Johann Sebastian Bach • Sigfrid Karg-Elert
Lukas Nagel Orgel
Ambiente-Audio ACD-1098
1 CD • 59min • 2023
06.09.2023
Künstlerische Qualität:
Klangqualität:
Gesamteindruck:
Der junge Organist Lukas Nagel, geboren 1995 in Offenbach am Main, stellt mit der CD „Retrospektiven“ die neue Mühleisen-Orgel vor, die seit Ostern 2019 in der Stadtkirche Murrhardt erklingt. Das Booklet gibt genaue Auskunft über den Neubau, bei dem 45 Prozent der Pfeifen des Vorgängerinstruments verwendet wurden. Bis ins Einzelne wird die Disposition der Orgel benannt.
Bach in Bearbeitung
Die weitgehenden Möglichkeiten des neuen Instruments werden durch Aufnahmen stilistisch unterschiedlicher Werke belegt, wobei es sich bei den Stücken Bachs um Bearbeitungen handelt. Die Sonate für Solovioline in g-Moll BWV 1001 wurde vom Interpreten arrangiert und dabei nach d-Moll transponiert. Für den zweiten Satz, eine „Fuga“, konnte Lukas Nagel auf Bachs eigene Version BWV 539 zurückgreifen.
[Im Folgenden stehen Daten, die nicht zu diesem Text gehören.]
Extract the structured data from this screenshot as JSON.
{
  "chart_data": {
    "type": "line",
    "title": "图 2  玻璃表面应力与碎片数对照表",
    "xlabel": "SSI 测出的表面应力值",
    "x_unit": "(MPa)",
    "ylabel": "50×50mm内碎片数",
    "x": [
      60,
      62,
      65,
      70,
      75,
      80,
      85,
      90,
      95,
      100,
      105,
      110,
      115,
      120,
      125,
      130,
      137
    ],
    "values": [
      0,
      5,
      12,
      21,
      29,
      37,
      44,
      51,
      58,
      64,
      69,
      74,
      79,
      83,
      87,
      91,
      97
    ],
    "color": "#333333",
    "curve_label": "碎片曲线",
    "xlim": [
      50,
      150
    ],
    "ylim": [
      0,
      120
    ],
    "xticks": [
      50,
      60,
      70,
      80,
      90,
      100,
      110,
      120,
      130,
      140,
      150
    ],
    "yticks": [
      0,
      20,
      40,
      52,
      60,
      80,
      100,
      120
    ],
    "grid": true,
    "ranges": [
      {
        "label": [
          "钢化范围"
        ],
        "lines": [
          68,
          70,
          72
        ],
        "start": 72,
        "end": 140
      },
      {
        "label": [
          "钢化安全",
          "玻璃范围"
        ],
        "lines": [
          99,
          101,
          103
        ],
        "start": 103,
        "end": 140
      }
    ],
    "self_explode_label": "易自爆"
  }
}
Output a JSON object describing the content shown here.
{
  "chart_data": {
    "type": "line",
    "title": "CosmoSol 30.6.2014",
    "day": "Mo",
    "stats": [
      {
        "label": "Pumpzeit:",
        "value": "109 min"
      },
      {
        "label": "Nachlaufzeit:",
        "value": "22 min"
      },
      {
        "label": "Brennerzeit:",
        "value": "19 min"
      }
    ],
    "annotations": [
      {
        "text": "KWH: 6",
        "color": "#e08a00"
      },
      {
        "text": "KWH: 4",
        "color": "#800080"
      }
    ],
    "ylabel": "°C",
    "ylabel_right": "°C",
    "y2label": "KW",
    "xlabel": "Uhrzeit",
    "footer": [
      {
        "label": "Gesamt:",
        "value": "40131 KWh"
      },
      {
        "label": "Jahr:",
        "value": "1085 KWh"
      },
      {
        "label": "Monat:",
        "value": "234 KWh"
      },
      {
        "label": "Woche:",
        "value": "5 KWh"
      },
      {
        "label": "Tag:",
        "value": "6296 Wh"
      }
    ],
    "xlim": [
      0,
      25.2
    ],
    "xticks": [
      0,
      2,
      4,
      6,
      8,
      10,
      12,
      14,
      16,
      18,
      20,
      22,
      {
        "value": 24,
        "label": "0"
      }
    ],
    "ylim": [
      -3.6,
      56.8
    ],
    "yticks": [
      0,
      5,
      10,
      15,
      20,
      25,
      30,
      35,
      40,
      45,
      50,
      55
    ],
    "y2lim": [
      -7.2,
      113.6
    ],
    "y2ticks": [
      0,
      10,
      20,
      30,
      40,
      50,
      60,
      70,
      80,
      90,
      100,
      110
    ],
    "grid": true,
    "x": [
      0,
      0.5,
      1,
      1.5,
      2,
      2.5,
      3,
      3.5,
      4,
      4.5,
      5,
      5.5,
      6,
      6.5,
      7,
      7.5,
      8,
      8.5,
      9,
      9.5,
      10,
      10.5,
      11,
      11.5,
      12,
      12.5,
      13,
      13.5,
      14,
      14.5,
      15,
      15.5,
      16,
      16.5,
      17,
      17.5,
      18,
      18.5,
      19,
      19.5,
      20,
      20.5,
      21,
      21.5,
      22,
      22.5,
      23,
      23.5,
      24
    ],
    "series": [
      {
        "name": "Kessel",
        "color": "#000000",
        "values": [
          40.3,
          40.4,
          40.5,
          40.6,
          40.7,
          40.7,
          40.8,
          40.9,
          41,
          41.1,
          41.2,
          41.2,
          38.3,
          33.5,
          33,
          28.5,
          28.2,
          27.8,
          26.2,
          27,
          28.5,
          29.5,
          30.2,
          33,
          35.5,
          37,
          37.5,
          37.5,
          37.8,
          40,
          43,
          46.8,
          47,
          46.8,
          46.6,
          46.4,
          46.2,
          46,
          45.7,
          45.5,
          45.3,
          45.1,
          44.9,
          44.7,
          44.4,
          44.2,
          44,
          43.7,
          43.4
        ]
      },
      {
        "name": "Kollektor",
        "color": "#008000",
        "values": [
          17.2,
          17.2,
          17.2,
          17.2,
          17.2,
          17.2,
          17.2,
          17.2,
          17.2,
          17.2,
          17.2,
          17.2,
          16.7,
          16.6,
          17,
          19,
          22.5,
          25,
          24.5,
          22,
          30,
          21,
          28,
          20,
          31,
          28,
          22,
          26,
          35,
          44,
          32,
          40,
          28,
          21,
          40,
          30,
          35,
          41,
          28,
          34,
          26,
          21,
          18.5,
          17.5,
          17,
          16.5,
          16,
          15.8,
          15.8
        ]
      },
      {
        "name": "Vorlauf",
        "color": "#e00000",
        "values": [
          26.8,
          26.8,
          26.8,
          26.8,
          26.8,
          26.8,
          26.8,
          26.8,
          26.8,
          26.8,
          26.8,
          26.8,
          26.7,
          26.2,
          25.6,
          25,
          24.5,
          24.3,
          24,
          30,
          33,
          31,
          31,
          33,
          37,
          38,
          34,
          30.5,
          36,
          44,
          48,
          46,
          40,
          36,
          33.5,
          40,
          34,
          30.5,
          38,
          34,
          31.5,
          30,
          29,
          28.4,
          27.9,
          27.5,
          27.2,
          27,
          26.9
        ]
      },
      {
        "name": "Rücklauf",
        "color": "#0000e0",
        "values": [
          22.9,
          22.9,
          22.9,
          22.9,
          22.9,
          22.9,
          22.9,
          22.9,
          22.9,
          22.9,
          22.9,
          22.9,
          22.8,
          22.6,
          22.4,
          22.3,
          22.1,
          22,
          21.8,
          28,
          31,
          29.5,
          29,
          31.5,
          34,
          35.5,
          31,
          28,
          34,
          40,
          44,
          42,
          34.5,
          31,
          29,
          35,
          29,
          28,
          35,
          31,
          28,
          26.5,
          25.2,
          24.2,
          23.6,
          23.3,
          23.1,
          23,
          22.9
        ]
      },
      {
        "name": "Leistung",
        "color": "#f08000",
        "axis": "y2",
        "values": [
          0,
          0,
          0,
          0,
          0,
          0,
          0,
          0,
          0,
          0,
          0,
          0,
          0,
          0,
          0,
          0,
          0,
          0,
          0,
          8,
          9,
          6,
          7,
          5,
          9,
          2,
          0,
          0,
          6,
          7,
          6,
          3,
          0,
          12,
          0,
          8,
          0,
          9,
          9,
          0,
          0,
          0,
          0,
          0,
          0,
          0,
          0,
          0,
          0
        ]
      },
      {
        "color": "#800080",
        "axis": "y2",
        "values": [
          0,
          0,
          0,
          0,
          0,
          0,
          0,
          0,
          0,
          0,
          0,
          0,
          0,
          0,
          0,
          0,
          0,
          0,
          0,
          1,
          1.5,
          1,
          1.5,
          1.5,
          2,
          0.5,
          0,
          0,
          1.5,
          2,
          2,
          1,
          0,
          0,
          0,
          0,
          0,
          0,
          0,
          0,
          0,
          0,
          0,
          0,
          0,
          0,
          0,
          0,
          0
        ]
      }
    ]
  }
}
Die Wiedergabe ist gemäßigt im Tempo, klar artikuliert, gut durchhörbar. Die Aufnahmetechnik kommt diesem Eindruck entgegen durch das Vermeiden allzu starken Nachhalls, wie man ihn oft bei Orgeleinspielungen erlebt.
Max Regers Sicht auf Bach
Eine Bearbeitung ganz anderer Art stellt Max Regers Übertragung der Chromatischen Phantasie und Fuge d-Moll BWV 903 dar. In der Phantasie entsprechen die Hinzufügung von Pedaltönen, der häufige Registerwechsel, die Verwendung des Schwellwerks und die starken Tempomodifikationen der Tonsprache Regers und seiner Zeit, ohne dass die enge Verbindung zum Barockmeister verloren geht. Lukas Nagel versteht es, auf dem engen Grat zwischen Vergangenheit und Gegenwart sicher zu wandeln. Die Fuge wächst in dieser Interpretation gleichsam von der Maus zum Löwen heran, was durchaus dem Steigerungswillen Regers entgegen kommt. Dabei bleibt die polyphone Struktur auch beim Einsatz des vollen Werks noch durchhörbar.
Interessante Entdeckungen
Aus ganz anderem Holz sind die Werke Sigfrid Karg-Elerts (1877 – 1933) geschnitzt, der eine Mittlerrolle zwischen Romantik und Impressionismus einnimmt. Seine Sympathie für die französische und englische Musikkultur spricht sich nicht nur in den Werktiteln, sondern auch im Duktus der Stücke aus. In den Trois Impressions op. 72 gelingt es dem Organisten, die teils ätherische, teils schwärmerische Stimmung von „Harmonies du soir“, „Clair de lune“ und „La nuit“ auszukosten, ohne dabei die Stringenz zu verlieren. Aus der Music for Organ op. 145, die bis an die Grenze zur Atonalität vordringt, spielt Lukas Nagel den Satz „Solfeggio e Ricercare“ mit gebändigter Virtuosität, dabei die Gegensätze von Aggressivität und Meditation innerhalb der fast eine Viertelstunde dauernden Komposition betonend. Der Klangfarbenreichtum der neuen Mühleisen-Orgel kommt dabei gut zur Geltung. Das Booklet gibt speziell zu den Werken Karg-Elerts wertvolle Informationen.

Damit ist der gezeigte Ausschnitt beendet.